9 Signs You Worry Too Much (and How to Stop)
When you slow down for a moment, decompress, zoom out, and think about it, you will realize that literally nothing good can come of worrying.
Unlike fear, which is a natural mechanism and has been saving our lives for centuries, worry is pointless. It won’t help you prepare better. It won’t help you deal with a situation better. It’s all negative, pointless, and counterproductive.
Yet stopping is often a huge challenge, as it has become so ingrained in our minds. Let’s explore the nine signs that you worry too much, and see how you can stop.
Signs you worry too much
How much worry is too much worry, is the question. We could argue that any worry is too much, however, let’s see some actual symptoms you can look out for:
- You are linking your emotions to your eating habits, and as a result of this, you’re now eating too much or not eating enough.
- You often find yourself close to tears.
- You replay events in your mind over and over again.
- You keep thinking about possible outcomes for situations that have not yet happened.
- You keep thinking about alternative outcomes for situations that have already happened.
- You are having trouble sleeping.
- You always jump to the worst possible conclusions and expect the worst.
- You never feel relaxed, mentally or physically.
- Your health is starting to suffer.
If you are experiencing any of the above signs of constant and consuming worry, it might be time to do something about it – even though stepping out of that circle may sound impossible right now.
How to stop worrying too much
The first thing you need to realize is that there is nothing wrong with you: we all worry, and a lot of us sometimes lose control over it. Our thoughts are incredibly powerful, and you can sometimes just sink into them. And when they are negative, they have a very sinister way of forcing themselves on your attention.
In order to stop these spirals of worry, try the following:
Identify your worries
The first step to overcoming is identifying: so try writing down a list of everything you worry about. From the smallest things that bug you in the night to the major worries you feel are messing with your head.
Label and dissect them
Now that you have clearly spelled out everything, you can start going through them one by one. Analyze each worry and approach it from many different angles. You will find that some of them are simply irrational and unlikely, while others can be dealt with through a more hands-on approach.
Plan what you can
When you come up against a worry that is real, figure out a way to deal with every possible outcome. Let’s say you’re worried about how you’re going to live when you retire, which is an issue that many people are plagued by today. Instead of worrying, take action. Figure out how you want to approach retirement and take concrete steps: research, save, plan, and stick to your plan once you have it.
Accept the unexpected
A lot of our fears come from uncertainty and the ‘what if’ questions.
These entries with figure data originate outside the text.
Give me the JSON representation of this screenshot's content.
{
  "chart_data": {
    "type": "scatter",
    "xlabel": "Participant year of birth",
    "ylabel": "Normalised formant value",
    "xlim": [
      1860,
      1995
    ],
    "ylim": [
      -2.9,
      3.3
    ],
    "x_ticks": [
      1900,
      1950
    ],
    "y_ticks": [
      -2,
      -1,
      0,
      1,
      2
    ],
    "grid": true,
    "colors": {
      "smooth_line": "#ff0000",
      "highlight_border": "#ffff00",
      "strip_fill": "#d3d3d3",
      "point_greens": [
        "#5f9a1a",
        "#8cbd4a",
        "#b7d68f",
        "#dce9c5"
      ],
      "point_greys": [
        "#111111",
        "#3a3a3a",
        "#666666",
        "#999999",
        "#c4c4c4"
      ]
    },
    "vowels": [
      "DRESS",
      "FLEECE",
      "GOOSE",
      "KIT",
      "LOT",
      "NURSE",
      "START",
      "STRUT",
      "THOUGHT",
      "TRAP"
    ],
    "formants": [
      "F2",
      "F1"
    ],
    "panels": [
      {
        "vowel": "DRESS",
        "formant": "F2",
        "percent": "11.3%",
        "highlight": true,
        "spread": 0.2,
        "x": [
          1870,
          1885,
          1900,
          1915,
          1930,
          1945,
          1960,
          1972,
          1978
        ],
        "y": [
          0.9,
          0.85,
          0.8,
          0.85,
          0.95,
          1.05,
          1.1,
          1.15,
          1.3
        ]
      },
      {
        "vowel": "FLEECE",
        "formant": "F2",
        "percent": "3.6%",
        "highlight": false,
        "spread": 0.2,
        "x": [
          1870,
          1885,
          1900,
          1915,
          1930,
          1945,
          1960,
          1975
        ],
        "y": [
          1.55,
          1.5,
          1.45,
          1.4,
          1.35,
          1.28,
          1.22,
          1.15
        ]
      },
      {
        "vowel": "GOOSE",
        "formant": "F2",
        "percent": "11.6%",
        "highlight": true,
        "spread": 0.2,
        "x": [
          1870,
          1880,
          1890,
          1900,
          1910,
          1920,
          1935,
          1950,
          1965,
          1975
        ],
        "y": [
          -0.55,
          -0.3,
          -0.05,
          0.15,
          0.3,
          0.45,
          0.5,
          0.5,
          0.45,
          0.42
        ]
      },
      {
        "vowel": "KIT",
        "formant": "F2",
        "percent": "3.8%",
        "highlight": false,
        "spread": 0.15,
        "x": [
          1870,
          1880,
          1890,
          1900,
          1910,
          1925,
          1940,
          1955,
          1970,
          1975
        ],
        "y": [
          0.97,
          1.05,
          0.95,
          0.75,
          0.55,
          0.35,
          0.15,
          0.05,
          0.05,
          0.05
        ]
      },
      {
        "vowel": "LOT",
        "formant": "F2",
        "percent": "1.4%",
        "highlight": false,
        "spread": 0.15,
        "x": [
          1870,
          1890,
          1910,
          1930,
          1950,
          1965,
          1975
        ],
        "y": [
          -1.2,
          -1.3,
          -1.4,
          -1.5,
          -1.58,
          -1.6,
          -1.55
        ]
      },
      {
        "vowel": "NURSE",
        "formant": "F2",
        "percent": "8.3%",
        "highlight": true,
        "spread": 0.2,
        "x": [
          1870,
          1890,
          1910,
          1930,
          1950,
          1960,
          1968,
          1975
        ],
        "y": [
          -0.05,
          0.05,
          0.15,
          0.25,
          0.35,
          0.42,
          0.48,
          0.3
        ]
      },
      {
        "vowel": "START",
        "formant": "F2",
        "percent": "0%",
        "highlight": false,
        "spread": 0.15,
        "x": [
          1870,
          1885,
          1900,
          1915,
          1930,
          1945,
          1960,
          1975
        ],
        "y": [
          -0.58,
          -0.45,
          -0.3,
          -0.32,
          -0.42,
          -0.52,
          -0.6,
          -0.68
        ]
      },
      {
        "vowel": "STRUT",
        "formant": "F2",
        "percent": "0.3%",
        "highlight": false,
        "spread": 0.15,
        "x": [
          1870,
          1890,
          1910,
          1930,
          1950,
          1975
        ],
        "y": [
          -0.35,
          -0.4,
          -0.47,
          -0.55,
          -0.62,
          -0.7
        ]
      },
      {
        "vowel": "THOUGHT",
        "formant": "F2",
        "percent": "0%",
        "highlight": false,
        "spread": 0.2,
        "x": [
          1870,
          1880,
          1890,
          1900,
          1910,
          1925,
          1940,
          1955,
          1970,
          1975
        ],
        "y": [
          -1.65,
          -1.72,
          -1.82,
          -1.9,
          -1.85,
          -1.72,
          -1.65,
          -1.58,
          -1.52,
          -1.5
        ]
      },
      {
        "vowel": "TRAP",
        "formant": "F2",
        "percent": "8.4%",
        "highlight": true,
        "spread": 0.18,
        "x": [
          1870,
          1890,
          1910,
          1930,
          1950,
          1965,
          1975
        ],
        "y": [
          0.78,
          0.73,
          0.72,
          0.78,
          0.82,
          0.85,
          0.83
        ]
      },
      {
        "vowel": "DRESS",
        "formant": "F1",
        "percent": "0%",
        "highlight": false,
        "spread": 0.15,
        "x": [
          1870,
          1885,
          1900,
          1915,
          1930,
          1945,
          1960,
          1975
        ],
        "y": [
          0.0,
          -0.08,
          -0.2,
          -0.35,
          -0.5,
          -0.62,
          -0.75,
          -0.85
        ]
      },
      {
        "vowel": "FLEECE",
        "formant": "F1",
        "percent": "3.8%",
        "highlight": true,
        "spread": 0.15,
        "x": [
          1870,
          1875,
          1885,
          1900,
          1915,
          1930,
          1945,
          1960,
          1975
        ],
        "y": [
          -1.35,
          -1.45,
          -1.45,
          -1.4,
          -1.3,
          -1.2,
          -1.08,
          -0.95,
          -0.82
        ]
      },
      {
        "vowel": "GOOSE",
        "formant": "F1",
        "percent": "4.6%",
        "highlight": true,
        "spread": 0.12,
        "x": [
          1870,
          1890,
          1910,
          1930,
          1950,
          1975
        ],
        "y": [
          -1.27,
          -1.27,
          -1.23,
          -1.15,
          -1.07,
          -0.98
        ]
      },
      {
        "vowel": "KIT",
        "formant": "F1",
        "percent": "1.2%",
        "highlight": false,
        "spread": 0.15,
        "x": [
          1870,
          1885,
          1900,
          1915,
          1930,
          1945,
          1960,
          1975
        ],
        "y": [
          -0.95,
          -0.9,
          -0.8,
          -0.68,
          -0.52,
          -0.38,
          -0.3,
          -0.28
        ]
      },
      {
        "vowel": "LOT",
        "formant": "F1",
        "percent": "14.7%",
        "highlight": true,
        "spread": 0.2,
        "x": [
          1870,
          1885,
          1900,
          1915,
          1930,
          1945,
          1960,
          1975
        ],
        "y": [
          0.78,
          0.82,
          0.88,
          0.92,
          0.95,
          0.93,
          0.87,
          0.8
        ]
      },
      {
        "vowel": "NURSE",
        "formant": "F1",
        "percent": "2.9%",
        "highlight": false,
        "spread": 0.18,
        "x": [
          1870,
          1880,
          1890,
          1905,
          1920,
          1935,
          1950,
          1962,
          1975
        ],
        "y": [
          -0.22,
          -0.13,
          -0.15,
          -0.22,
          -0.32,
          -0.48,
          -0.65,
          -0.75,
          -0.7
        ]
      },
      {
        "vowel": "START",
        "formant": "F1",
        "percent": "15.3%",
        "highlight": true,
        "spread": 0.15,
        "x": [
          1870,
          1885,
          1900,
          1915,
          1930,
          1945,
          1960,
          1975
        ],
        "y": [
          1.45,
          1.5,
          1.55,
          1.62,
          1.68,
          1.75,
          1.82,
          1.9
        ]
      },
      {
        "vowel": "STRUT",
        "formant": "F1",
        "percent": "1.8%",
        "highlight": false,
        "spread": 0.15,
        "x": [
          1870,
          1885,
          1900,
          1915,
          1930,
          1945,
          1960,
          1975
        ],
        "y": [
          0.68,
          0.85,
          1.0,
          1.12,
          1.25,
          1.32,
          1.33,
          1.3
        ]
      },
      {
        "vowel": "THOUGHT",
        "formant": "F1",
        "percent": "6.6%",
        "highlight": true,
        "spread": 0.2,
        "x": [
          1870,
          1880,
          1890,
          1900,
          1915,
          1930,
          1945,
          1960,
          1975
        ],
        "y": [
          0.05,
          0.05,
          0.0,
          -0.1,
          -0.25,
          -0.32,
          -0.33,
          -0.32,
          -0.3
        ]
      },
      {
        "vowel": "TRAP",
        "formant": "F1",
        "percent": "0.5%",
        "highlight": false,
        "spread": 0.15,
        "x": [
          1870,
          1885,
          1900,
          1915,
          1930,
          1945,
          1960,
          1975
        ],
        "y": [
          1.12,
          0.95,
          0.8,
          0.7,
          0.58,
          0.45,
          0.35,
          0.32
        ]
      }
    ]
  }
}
The truth is, if so and so happens (for example, you trip and fall down the stairs), it will simply happen. There’s no way of knowing what tomorrow brings, and there’s no way of preventing some of the things that are going to happen.
Once you accept that life is about uncertainty and the unknown (and even start waking up with a feeling of curiosity as to what the day will bring), you will begin to truly let go of your worry.
Make yourself uncomfortable
We worry a lot about being uncomfortable and doing things we have never done before. Instead of playing into the hands of worry, just go do it. Deliberately put yourself into situations you know you won’t like, and let your brain learn. After a while, you will cotton on to the fact that you have done this more than once, have been fine, and can now do it again, without the discomfort.
Don’t fight it
Although our natural impulse is often to fight the feelings of dread and discomfort, which then only intensify, the way out of that cycle is to accept that you’re feeling this way. It will pass; you just have to acknowledge it. Accept that it’s there and that it’s just a thought, just a feeling – nothing is really happening. Let it run its course instead of bashing against it.
Even if you worry that you will never be able to stop worrying – if you try the above tactics, you will slowly notice worry is slowly leaving your world.